In our parenting one of the most difficult things is to let our children be themselves.  We can feel that our duty as parents is to raise a model child.  Someone with good manners who participates happily in school, sporting and extracurricular activities, who has plenty of friends, and who eats and sleeps well.

Unfortunately children are not wired that way.  They are immature, noisy, boisterous, clumsy, shy, awkward, demanding and often irritating.  They wake up too early, they are sick in the night, they are capricious in their refusal of our requests. They push us to our limits and beyond.

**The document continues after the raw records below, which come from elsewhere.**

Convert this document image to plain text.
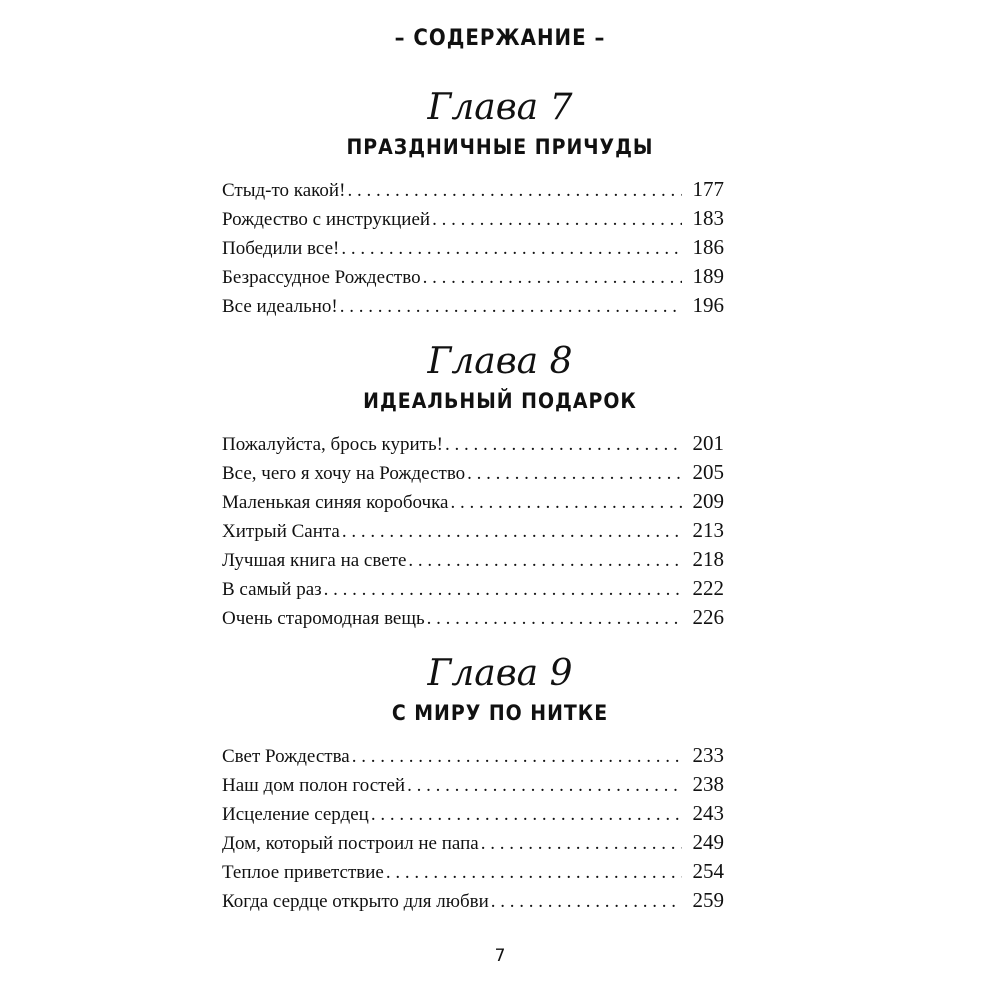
– СОДЕРЖАНИЕ –
Глава 7
ПРАЗДНИЧНЫЕ ПРИЧУДЫ
Стыд-то какой! . . .	177
Рождество с инструкцией . . .	183
Победили все! . . .	186
Безрассудное Рождество . . .	189
Все идеально! . . .	196
Глава 8
ИДЕАЛЬНЫЙ ПОДАРОК
Пожалуйста, брось курить! . . .	201
Все, чего я хочу на Рождество . . .	205
Маленькая синяя коробочка . . .	209
Хитрый Санта . . .	213
Лучшая книга на свете . . .	218
В самый раз . . .	222
Очень старомодная вещь . . .	226
Глава 9
С МИРУ ПО НИТКЕ
Свет Рождества . . .	233
Наш дом полон гостей . . .	238
Исцеление сердец . . .	243
Дом, который построил не папа . . .	249
Теплое приветствие . . .	254
Когда сердце открыто для любви . . .	259
7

Yet most of us love our children dearly.  We long for them to have the opportunities that we have lacked and to succeed where we have failed.  We want the best for them and we want them to avoid the pain that we have suffered.  Things like feeling excluded from the cool gang, being shown up in the classroom, being rejected in love, having to work too hard for too little money.

Alongside that, how closely we identify our own success with the success of our children.  If they don’t do well we take the blame.  We think it is our fault.  We think we have failed.

As our children grow and begin to make choices for themselves, we can be tempted to try and shape them into what we want.  We are tempted to think that we know best for them.  We are tempted to ensure that they follow the path that we think wisest.

Is it any wonder that, with the wisdom of our years, we seek to guide them in ways that will enhance their experience of life?

Is it any wonder that we seek to protect our children from the suffering of unwise decisions?

Of course, as loving parents, we have a duty to care and guide them.

However, problems can arise from our motivation.  We can fear the suffering that both our children and ourselves will endure if they make a mistake.  In this fear we cling tightly to what we want for them and we can become tightly controlling.  Rather than listening to them and encouraging their growth we try to force them in the direction that we would choose.

The tragedy of this is for our children.  Either, they comply with what we want and they never learn to express themselves to the full potential of their uniqueness; or they rebel in their desire to become their true selves.

And this is a tragedy for us too.  Either, we do not see that of which our children are truly capable; or in our disappointment we do not recognise that this stranger is our own.  We are separated from the person in whom we could rejoice.

It is hard for parents to see their children make mistakes and getting hurt.  Yet it is in the very process of making mistakes that children are learning and growing and in protecting them from mistakes we stunt their growth.  In order to release them into being unique people who are fulfilling their potential we have to learn to let go of our need for them to be perfect and to have a perfect life.

In order to do this it helps to let go of our own needs for perfection and to attend to our own humanity.  If we can recognise that life, and people, are imperfect it helps us.

It helps us to recognize that life does involve suffering and our task is not to avoid pain and discomfort but to use situations as opportunities for growth.  It changes our focus from one of controlling outcomes to one of preparing ourselves and our children to meet life’s challenges.  It is an attitude of openness and letting go of expectations.  In doing so, by beginning to love our children as they are, we receive the joy of seeing their true beauty emerge.